Step 4: Monitor and Assess:

  • Keep track of your progress and evaluate the effectiveness of the Mirari device in managing your Hyperkinetic disorder. If you have any concerns or notice any adverse reactions, consult with your health care professional.

Note

This guide is for informational purposes only and should not replace the advice of a medical professional. Always consult with your healthcare provider or a qualified medical professional for personal advice, diagnosis, or treatment. Do not solely rely on the information presented here for decisions about your health. Use of this information is at your own risk. The authors of this guide, nor any associated entities or platforms, are not responsible for any potential adverse effects or outcomes based on the content.

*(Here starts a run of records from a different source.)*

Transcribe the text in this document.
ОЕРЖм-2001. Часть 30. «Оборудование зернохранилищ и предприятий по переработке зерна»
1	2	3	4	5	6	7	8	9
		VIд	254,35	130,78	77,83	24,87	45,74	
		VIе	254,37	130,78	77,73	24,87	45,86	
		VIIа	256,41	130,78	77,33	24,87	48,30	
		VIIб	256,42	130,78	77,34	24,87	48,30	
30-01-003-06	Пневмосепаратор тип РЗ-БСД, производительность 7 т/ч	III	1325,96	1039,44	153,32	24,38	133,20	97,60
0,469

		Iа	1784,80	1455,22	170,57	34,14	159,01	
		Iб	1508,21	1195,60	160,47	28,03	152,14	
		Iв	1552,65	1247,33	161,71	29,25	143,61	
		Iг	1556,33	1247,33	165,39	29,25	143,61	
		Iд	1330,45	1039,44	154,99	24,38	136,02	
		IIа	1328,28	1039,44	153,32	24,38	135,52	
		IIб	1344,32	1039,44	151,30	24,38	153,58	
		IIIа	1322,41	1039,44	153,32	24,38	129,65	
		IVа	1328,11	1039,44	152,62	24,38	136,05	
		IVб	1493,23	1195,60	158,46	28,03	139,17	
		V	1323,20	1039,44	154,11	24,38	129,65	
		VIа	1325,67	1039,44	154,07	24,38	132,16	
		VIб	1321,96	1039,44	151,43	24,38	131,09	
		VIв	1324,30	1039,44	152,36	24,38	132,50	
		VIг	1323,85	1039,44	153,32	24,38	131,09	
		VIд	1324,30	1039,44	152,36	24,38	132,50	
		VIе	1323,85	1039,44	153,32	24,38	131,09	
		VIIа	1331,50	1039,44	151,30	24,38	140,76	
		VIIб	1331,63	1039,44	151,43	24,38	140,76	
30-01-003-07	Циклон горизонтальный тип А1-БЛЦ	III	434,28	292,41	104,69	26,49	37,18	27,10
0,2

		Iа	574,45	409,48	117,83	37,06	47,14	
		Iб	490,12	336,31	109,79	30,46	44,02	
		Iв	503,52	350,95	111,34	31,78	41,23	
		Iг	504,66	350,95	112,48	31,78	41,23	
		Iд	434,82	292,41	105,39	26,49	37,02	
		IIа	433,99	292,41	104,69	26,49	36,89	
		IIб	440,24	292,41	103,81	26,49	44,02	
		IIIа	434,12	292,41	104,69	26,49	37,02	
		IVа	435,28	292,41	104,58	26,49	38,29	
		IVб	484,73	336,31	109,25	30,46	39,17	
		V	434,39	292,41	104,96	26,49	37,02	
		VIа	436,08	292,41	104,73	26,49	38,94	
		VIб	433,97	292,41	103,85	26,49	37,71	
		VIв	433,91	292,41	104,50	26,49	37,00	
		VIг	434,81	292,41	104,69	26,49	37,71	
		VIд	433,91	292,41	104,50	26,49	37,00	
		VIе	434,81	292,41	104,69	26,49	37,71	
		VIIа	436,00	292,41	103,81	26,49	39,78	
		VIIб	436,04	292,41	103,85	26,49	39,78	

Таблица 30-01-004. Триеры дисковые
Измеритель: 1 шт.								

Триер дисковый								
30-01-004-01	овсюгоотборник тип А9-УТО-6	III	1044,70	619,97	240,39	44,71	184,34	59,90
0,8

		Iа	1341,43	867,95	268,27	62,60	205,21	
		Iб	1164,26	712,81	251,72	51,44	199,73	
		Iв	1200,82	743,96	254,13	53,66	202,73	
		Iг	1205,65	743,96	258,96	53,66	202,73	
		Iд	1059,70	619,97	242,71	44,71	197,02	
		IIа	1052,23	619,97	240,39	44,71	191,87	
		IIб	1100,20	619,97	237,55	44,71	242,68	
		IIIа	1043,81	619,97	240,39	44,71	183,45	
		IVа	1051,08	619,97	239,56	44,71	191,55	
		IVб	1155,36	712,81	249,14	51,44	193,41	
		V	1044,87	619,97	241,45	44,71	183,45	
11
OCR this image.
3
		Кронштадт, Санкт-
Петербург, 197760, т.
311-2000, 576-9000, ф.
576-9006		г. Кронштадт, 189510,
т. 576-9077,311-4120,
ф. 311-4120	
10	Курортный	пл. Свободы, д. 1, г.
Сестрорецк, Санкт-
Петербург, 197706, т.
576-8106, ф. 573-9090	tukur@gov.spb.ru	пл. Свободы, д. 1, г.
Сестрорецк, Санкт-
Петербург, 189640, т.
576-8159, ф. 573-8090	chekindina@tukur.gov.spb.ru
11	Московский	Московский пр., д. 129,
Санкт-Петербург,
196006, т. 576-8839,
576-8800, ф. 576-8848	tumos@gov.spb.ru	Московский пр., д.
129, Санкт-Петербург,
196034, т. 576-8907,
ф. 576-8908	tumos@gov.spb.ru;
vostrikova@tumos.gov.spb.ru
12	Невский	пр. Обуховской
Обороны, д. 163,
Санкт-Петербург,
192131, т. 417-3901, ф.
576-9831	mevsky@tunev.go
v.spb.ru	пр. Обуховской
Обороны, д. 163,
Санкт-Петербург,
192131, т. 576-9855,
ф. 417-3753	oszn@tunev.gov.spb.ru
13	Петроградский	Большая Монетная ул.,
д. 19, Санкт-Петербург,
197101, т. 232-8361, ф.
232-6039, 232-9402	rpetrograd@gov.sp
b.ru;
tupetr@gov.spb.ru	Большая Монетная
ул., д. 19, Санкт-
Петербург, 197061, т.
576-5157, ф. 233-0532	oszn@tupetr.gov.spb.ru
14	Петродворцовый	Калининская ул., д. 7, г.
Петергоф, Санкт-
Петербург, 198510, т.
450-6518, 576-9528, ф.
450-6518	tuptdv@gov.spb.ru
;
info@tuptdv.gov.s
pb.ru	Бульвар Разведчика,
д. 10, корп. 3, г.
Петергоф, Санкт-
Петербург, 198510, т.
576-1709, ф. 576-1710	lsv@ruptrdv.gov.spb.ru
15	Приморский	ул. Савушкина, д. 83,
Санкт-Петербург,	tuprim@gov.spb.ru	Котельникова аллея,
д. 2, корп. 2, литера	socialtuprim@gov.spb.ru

Mirari Cold Plasma System Disclaimer

  • Purpose: The Mirari Cold Plasma System is a Class 2 medical device designed for use by trained healthcare professionals. It is registered for use in Thailand and Vietnam. It is not intended for use outside of these locations.
  • Informational Use: The content and information provided with the device are for educational and informational purposes only. They are not a substitute for professional medical advice or care.
  • Variable Outcomes: While the device is approved for specific uses, individual outcomes can differ. We do not assert or guarantee specific medical outcomes.
  • Consultation: Prior to utilizing the device or making decisions based on its content, it is essential to consult with a Certified Mirari Tele-Therapist and your medical healthcare provider regarding specific protocols.
  • Liability: By using this device, users are acknowledging and accepting all potential risks. Neither the manufacturer nor the distributor will be held accountable for any adverse reactions, injuries, or damages stemming from its use.
  • Geographical Availability: This device has received approval for designated purposes by the Thai and Vietnam FDA. As of now, outside of Thailand and Vietnam, the Mirari Cold Plasma System is not available for purchase or use.

References

  • American Psychiatric Association. Diagnostic and Statistical Manual of Mental Disorders, 5th ed. Arlington, VA: American Psychiatric Publishing; 2013.
  • Thapar A, Cooper M. Attention deficit hyperactivity disorder. Lancet. 2016 Mar 19;387(10024):1240-1250. doi: 10.1016/S0140-6736(15)00238-X.
  • National Institute for Health and Care Excellence. Attention deficit hyperactivity disorder: diagnosis and management. NICE guideline [NG87]. 2018 Mar 14.
  • Faraone SV, Larsson H. Genetics of attention deficit hyperactivity disorder. Mol Psychiatry. 2019 Apr;24(4):562-575. doi: 10.1038/s41380-018-0070-0.
  • Sharma A, Couture J. A review of the pathophysiology, etiology, and treatment of attention-deficit hyperactivity disorder (ADHD). Ann Pharmacother. 2014 Feb;48(2):209-25. doi: 10.1177/1060028013510699.
  • Tripp G, Wickens JR. Neurobiology of ADHD. Neuropharmacology. 2009 Dec;57(7-8):579-89. doi: 10.1016/j.neuropharm.2009.07.026.
  • Froehlich TE, Anixt JS, Loe IM, Chirdkiatgumchai V, Kuan L, Gilman RC. Update on environmental risk factors for attention-deficit/hyperactivity disorder. Curr Psychiatry Rep. 2011 Oct;13(5):333-44. doi: 10.1007/s11920-011-0221-3.
  • Sciberras E, Mulraney M, Silva D, Coghill D. Prenatal Risk Factors and the Etiology of ADHD-Review of Existing Evidence. Curr Psychiatry Rep. 2017 Jan;19(1):1. doi: 10.1007/s11920-017-0753-2.
  • Wolraich ML, Hagan JF Jr, Allan C, et al. Clinical Practice Guideline for the Diagnosis, Evaluation, and Treatment of Attention-Deficit/Hyperactivity Disorder in Children and Adolescents. Pediatrics. 2019 Oct;144(4):e20192528. doi: 10.1542/peds.2019-2528.
  • Reale L, Bartoli B, Cartabia M, et al. Comorbidity prevalence and treatment outcome in children and adolescents with ADHD. Eur Child Adolesc Psychiatry. 2017 Dec;26(12):1443-1457. doi: 10.1007/s00787-017-1005-z.